III. Перо кажется тяжелым тому, кто поднимал тяжелый воз Фошлевана
Однажды вечером Жан Вальжан почувствовал себя настолько слабым, что с трудом смог приподняться и опереться на локоть; он взял себя за руку и не мог прощупать пульса, дыхание было короткое и прерывистое, он чувствовал себя совсем слабым, каким не бывал еще никогда. Тогда, по всей видимости под влиянием каких-либо особенно серьезных причин, он сделал над собой усилие, сел на постель и стал одеваться. Он надел на себя свою старую одежду рабочего. Не выходя больше из дома, он стал опять носить этот костюм, отдавая ему предпочтение перед всеми остальными. Во время одевания он несколько раз останавливался отдохнуть; когда же он надевал куртку в рукава, пот градом катился у него по лбу.
Оставшись один, он переставил свою кровать в переднюю комнату, чтобы как можно реже заходить в остальные комнаты этого опустевшего жилища.

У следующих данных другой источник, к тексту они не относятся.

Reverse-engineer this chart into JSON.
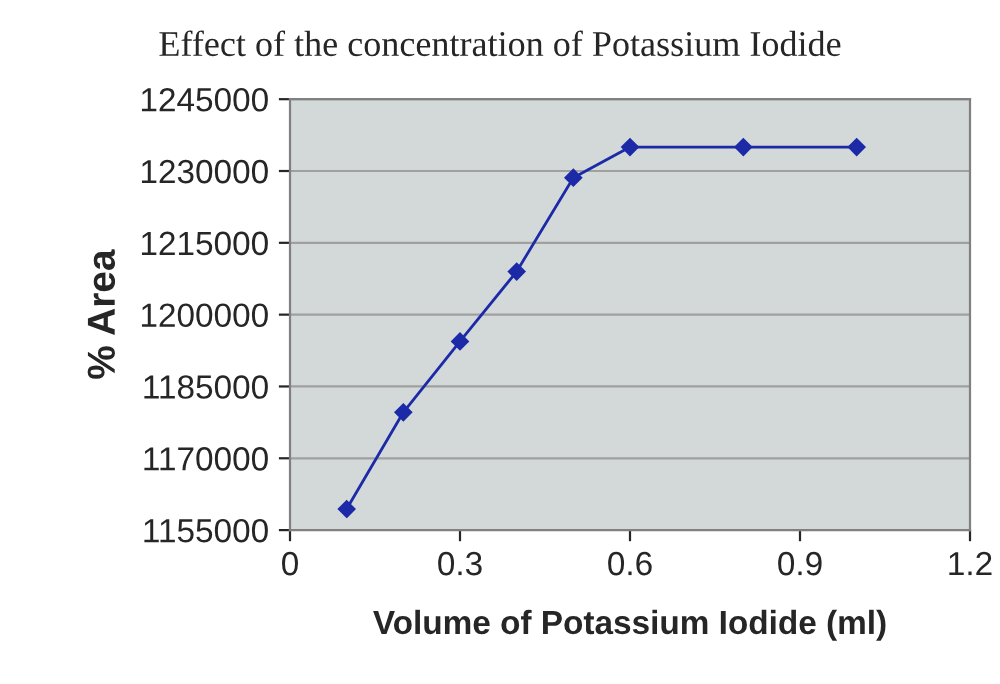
{
  "chart_data": {
    "type": "line",
    "title": "Effect of the concentration of Potassium Iodide",
    "xlabel": "Volume of Potassium Iodide (ml)",
    "ylabel": "% Area",
    "x": [
      0.1,
      0.2,
      0.3,
      0.4,
      0.5,
      0.6,
      0.8,
      1.0
    ],
    "series": [
      {
        "color": "#1c2aa8",
        "values": [
          1159400,
          1179600,
          1194400,
          1209000,
          1228600,
          1235000,
          1235000,
          1235000
        ]
      }
    ],
    "xlim": [
      0,
      1.2
    ],
    "xticks": [
      0,
      0.3,
      0.6,
      0.9,
      1.2
    ],
    "ylim": [
      1155000,
      1245000
    ],
    "yticks": [
      1155000,
      1170000,
      1185000,
      1200000,
      1215000,
      1230000,
      1245000
    ],
    "grid": "y",
    "marker": "diamond",
    "line_style": "solid",
    "legend": false
  }
}
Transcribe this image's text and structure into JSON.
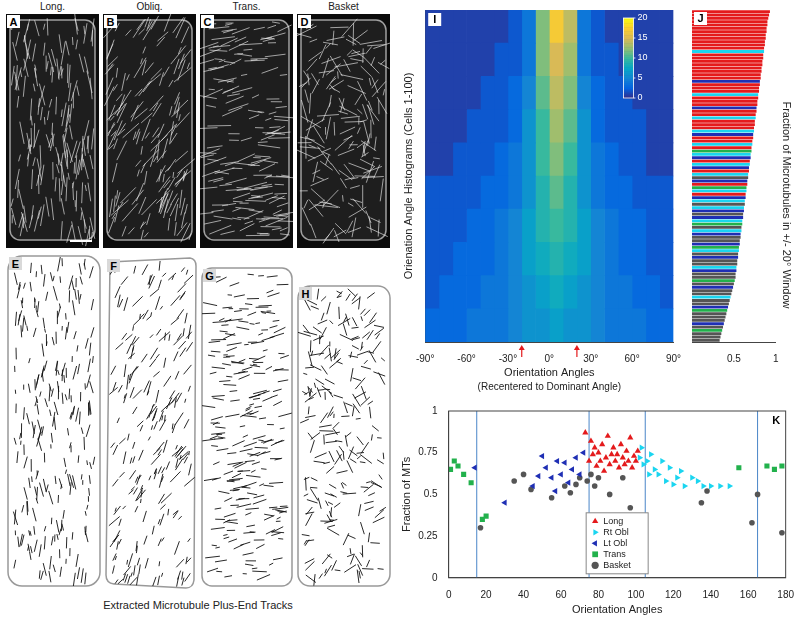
{
  "panel_labels": [
    "A",
    "B",
    "C",
    "D",
    "E",
    "F",
    "G",
    "H",
    "I",
    "J",
    "K"
  ],
  "column_headers": [
    "Long.",
    "Obliq.",
    "Trans.",
    "Basket"
  ],
  "tracks_caption": "Extracted Microtubule Plus-End Tracks",
  "chart_data": [
    {
      "type": "heatmap",
      "ylabel": "Orienation Angle Histograms (Cells 1-100)",
      "xlabel": "Orientation Angles",
      "subtitle": "(Recentered to Dominant Angle)",
      "categories": [
        null,
        null,
        null,
        null,
        null,
        null,
        null,
        null,
        null,
        null
      ],
      "xbins": [
        -90,
        -80,
        -70,
        -60,
        -50,
        -40,
        -30,
        -20,
        -10,
        0,
        10,
        20,
        30,
        40,
        50,
        60,
        70,
        80,
        90
      ],
      "cells": [
        [
          1,
          1,
          1,
          1,
          1,
          1,
          2,
          4,
          12,
          17,
          14,
          4,
          2,
          1,
          1,
          1,
          1,
          1
        ],
        [
          1,
          1,
          1,
          1,
          1,
          2,
          2,
          4,
          12,
          15,
          13,
          4,
          2,
          2,
          1,
          1,
          1,
          1
        ],
        [
          1,
          1,
          1,
          1,
          2,
          2,
          3,
          5,
          11,
          14,
          12,
          5,
          3,
          2,
          2,
          1,
          1,
          1
        ],
        [
          1,
          1,
          1,
          2,
          2,
          2,
          3,
          6,
          10,
          13,
          11,
          6,
          3,
          2,
          2,
          2,
          1,
          1
        ],
        [
          1,
          1,
          2,
          2,
          2,
          3,
          4,
          6,
          10,
          12,
          10,
          6,
          4,
          3,
          2,
          2,
          1,
          1
        ],
        [
          2,
          2,
          2,
          2,
          3,
          3,
          4,
          6,
          9,
          11,
          9,
          6,
          4,
          3,
          3,
          2,
          2,
          2
        ],
        [
          2,
          2,
          2,
          3,
          3,
          4,
          5,
          7,
          9,
          10,
          9,
          7,
          5,
          4,
          3,
          3,
          2,
          2
        ],
        [
          2,
          2,
          3,
          3,
          3,
          4,
          5,
          7,
          8,
          9,
          8,
          7,
          5,
          4,
          3,
          3,
          2,
          2
        ],
        [
          2,
          3,
          3,
          3,
          4,
          4,
          5,
          6,
          7,
          8,
          7,
          6,
          5,
          4,
          4,
          3,
          3,
          2
        ],
        [
          3,
          3,
          3,
          4,
          4,
          4,
          5,
          6,
          6,
          7,
          6,
          6,
          5,
          4,
          4,
          4,
          3,
          3
        ]
      ],
      "xlim": [
        -90,
        90
      ],
      "xticks": [
        {
          "value": -90,
          "label": "-90°"
        },
        {
          "value": -60,
          "label": "-60°"
        },
        {
          "value": -30,
          "label": "-30°"
        },
        {
          "value": 0,
          "label": "0°"
        },
        {
          "value": 30,
          "label": "30°"
        },
        {
          "value": 60,
          "label": "60°"
        },
        {
          "value": 90,
          "label": "90°"
        }
      ],
      "window_markers": [
        -20,
        20
      ],
      "colorbar": {
        "range": [
          0,
          20
        ],
        "ticks": [
          0,
          5,
          10,
          15,
          20
        ]
      },
      "tick_labels": "x",
      "grid": false
    },
    {
      "type": "bar",
      "orientation": "horizontal",
      "title": "Fraction of Microtubules in +/- 20° Window",
      "categories": [
        null,
        null,
        null,
        null,
        null,
        null,
        null,
        null,
        null,
        null,
        null,
        null,
        null,
        null,
        null,
        null,
        null,
        null,
        null,
        null,
        null,
        null,
        null,
        null,
        null,
        null,
        null,
        null,
        null,
        null,
        null,
        null,
        null,
        null,
        null,
        null,
        null,
        null,
        null,
        null,
        null,
        null,
        null,
        null,
        null,
        null,
        null,
        null,
        null,
        null,
        null,
        null,
        null,
        null,
        null,
        null,
        null,
        null,
        null,
        null,
        null,
        null,
        null,
        null,
        null,
        null,
        null,
        null,
        null,
        null,
        null,
        null,
        null,
        null,
        null,
        null,
        null,
        null,
        null,
        null,
        null,
        null,
        null,
        null,
        null,
        null,
        null,
        null,
        null,
        null,
        null,
        null,
        null,
        null,
        null,
        null,
        null,
        null,
        null,
        null
      ],
      "values": [
        0.93,
        0.92,
        0.91,
        0.9,
        0.9,
        0.89,
        0.89,
        0.88,
        0.88,
        0.87,
        0.87,
        0.86,
        0.86,
        0.85,
        0.85,
        0.84,
        0.84,
        0.83,
        0.83,
        0.82,
        0.82,
        0.81,
        0.81,
        0.8,
        0.8,
        0.79,
        0.79,
        0.78,
        0.78,
        0.77,
        0.77,
        0.76,
        0.76,
        0.75,
        0.75,
        0.74,
        0.74,
        0.73,
        0.73,
        0.72,
        0.72,
        0.71,
        0.71,
        0.7,
        0.7,
        0.69,
        0.69,
        0.68,
        0.68,
        0.67,
        0.67,
        0.66,
        0.66,
        0.65,
        0.65,
        0.64,
        0.64,
        0.63,
        0.63,
        0.62,
        0.62,
        0.61,
        0.61,
        0.6,
        0.6,
        0.59,
        0.59,
        0.58,
        0.58,
        0.57,
        0.57,
        0.56,
        0.56,
        0.55,
        0.55,
        0.54,
        0.54,
        0.53,
        0.53,
        0.52,
        0.52,
        0.51,
        0.5,
        0.49,
        0.48,
        0.47,
        0.46,
        0.45,
        0.44,
        0.43,
        0.42,
        0.41,
        0.4,
        0.39,
        0.38,
        0.37,
        0.36,
        0.35,
        0.34,
        0.33
      ],
      "colors": [
        "#e41a1c",
        "#e41a1c",
        "#e41a1c",
        "#e41a1c",
        "#e41a1c",
        "#e41a1c",
        "#e41a1c",
        "#e41a1c",
        "#e41a1c",
        "#e41a1c",
        "#e41a1c",
        "#e41a1c",
        "#1ad5f0",
        "#e41a1c",
        "#e41a1c",
        "#e41a1c",
        "#e41a1c",
        "#e41a1c",
        "#e41a1c",
        "#e41a1c",
        "#e41a1c",
        "#1f2fb4",
        "#e41a1c",
        "#e41a1c",
        "#e41a1c",
        "#1ad5f0",
        "#e41a1c",
        "#e41a1c",
        "#e41a1c",
        "#1f2fb4",
        "#e41a1c",
        "#e41a1c",
        "#1ad5f0",
        "#e41a1c",
        "#e41a1c",
        "#e41a1c",
        "#1ad5f0",
        "#1f2fb4",
        "#e41a1c",
        "#e41a1c",
        "#1ad5f0",
        "#e41a1c",
        "#22b14c",
        "#1ad5f0",
        "#1f2fb4",
        "#e41a1c",
        "#1ad5f0",
        "#1f2fb4",
        "#e41a1c",
        "#1ad5f0",
        "#555555",
        "#1f2fb4",
        "#e41a1c",
        "#22b14c",
        "#1ad5f0",
        "#e41a1c",
        "#1f2fb4",
        "#1ad5f0",
        "#555555",
        "#1ad5f0",
        "#1f2fb4",
        "#555555",
        "#1f2fb4",
        "#1ad5f0",
        "#22b14c",
        "#555555",
        "#1ad5f0",
        "#1f2fb4",
        "#555555",
        "#555555",
        "#1f2fb4",
        "#22b14c",
        "#1ad5f0",
        "#555555",
        "#1f2fb4",
        "#555555",
        "#555555",
        "#1ad5f0",
        "#1f2fb4",
        "#555555",
        "#555555",
        "#22b14c",
        "#555555",
        "#1f2fb4",
        "#555555",
        "#555555",
        "#1ad5f0",
        "#555555",
        "#555555",
        "#1f2fb4",
        "#22b14c",
        "#555555",
        "#555555",
        "#555555",
        "#1f2fb4",
        "#555555",
        "#22b14c",
        "#555555",
        "#555555",
        "#555555"
      ],
      "xlim": [
        0,
        1
      ],
      "xticks": [
        0.5,
        1
      ],
      "tick_labels": "x",
      "grid": false
    },
    {
      "type": "scatter",
      "xlabel": "Orientation Angles",
      "ylabel": "Fraction of MTs",
      "xlim": [
        0,
        180
      ],
      "xticks": [
        0,
        20,
        40,
        60,
        80,
        100,
        120,
        140,
        160,
        180
      ],
      "ylim": [
        0,
        1
      ],
      "yticks": [
        0,
        0.25,
        0.5,
        0.75,
        1
      ],
      "boundaries": [
        15,
        75,
        105,
        165
      ],
      "legend": "bottom",
      "grid": false,
      "series": [
        {
          "name": "Long",
          "color": "#e41a1c",
          "marker": "triangle-up",
          "x": [
            73,
            76,
            78,
            80,
            82,
            84,
            85,
            86,
            88,
            89,
            90,
            91,
            92,
            93,
            94,
            95,
            96,
            97,
            98,
            99,
            100,
            101,
            75,
            79,
            83,
            87,
            81,
            77
          ],
          "values": [
            0.87,
            0.82,
            0.78,
            0.75,
            0.8,
            0.72,
            0.85,
            0.68,
            0.78,
            0.7,
            0.74,
            0.66,
            0.8,
            0.72,
            0.68,
            0.76,
            0.7,
            0.84,
            0.66,
            0.73,
            0.7,
            0.76,
            0.7,
            0.67,
            0.64,
            0.74,
            0.7,
            0.74
          ]
        },
        {
          "name": "Rt Obl",
          "color": "#1ad5f0",
          "marker": "triangle-right",
          "x": [
            102,
            104,
            106,
            108,
            110,
            112,
            114,
            116,
            118,
            120,
            122,
            124,
            126,
            130,
            133,
            136,
            140,
            145,
            150,
            103,
            107
          ],
          "values": [
            0.72,
            0.68,
            0.7,
            0.74,
            0.65,
            0.62,
            0.7,
            0.58,
            0.66,
            0.56,
            0.6,
            0.64,
            0.55,
            0.6,
            0.58,
            0.55,
            0.55,
            0.55,
            0.55,
            0.78,
            0.62
          ]
        },
        {
          "name": "Lt Obl",
          "color": "#1f2fb4",
          "marker": "triangle-left",
          "x": [
            30,
            45,
            50,
            52,
            55,
            57,
            58,
            60,
            62,
            64,
            66,
            68,
            70,
            72,
            14,
            48
          ],
          "values": [
            0.45,
            0.55,
            0.73,
            0.66,
            0.6,
            0.52,
            0.7,
            0.62,
            0.69,
            0.57,
            0.65,
            0.72,
            0.62,
            0.75,
            0.66,
            0.61
          ]
        },
        {
          "name": "Trans",
          "color": "#22b14c",
          "marker": "square",
          "x": [
            1,
            3,
            5,
            8,
            12,
            18,
            20,
            155,
            170,
            174,
            178
          ],
          "values": [
            0.65,
            0.7,
            0.67,
            0.62,
            0.57,
            0.35,
            0.37,
            0.66,
            0.67,
            0.65,
            0.67
          ]
        },
        {
          "name": "Basket",
          "color": "#555555",
          "marker": "circle",
          "x": [
            17,
            35,
            40,
            44,
            55,
            62,
            65,
            68,
            70,
            74,
            76,
            78,
            80,
            86,
            93,
            97,
            135,
            138,
            162,
            165,
            178
          ],
          "values": [
            0.3,
            0.58,
            0.62,
            0.53,
            0.48,
            0.55,
            0.51,
            0.56,
            0.6,
            0.58,
            0.62,
            0.55,
            0.6,
            0.5,
            0.6,
            0.42,
            0.45,
            0.52,
            0.33,
            0.5,
            0.27
          ]
        }
      ]
    }
  ]
}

Открыв чемодан, он достал из него детское приданое Козетты и разложил его на коленях. Подсвечники епископа стояли на своем постоянном месте, на камине. Вынув из ящика две восковые свечи, он вставил их в подсвечники. И затем, хотя было еще совсем светло, так как это было летом, зажег их. Иногда можно видеть зажженные свечи днем в доме, где есть покойник.
Каждый шаг, который он делал, переходя с одного места на другое, утомлял его, и он то и дело присаживался. Это была не обычная слабость, вызванная чрезмерной затратой сил, которые потом снова восстанавливаются, а наоборот, тут организм расходовал последний запас жизненной энергии, тут происходило иссякание жизни, которая выходила капля за каплей вследствие прилагаемых им чрезмерных усилий, которые, впрочем, не предстояло больше повторять.
Кресло, на которое он сел, стояло напротив зеркала, рокового для него и такого счастливого для Мариуса, в котором он прочел отпечатавшееся письмо Козетты. Он взглянул в зеркало и не узнал сам себя: ему было восемьдесят лет; до свадьбы Мариуса ему нельзя было дать и пятидесяти, за этот год он постарел на целых тридцать лет. На лбу у него виднелись уже не морщины старости, а таинственная печать смерти. Здесь чувствовалась борозда, проведенная неумолимой рукой. Щеки обвисли, кожа приобрела такой оттенок, как будто земля уже покрыла ее, углы рта опустились, как у тех масок, изваяния которых делались древними на гробницах, глаза смотрели вперед с выражением упрека; он походил на дошедшего до отчаяния человека, у которого есть на что жаловаться.
Он переживал теперь то состояние, ту последнюю фазу горя, когда скорбь уже не изливается больше наружу, она как бы закупоривается сгустком крови, отчаяние как бы зарубцовывает рану в душе.
Наступила ночь. Он с большим трудом перетащил стол и старое кресло к камину, положил на стол перо и бумагу и поставил чернильницу.
Затем с ним сделался обморок. Придя наконец в себя, он почувствовал сильную жажду. Не имея сил поднять кувшин, он с трудом наклонил его и, припав к нему губами, выпил глоток воды.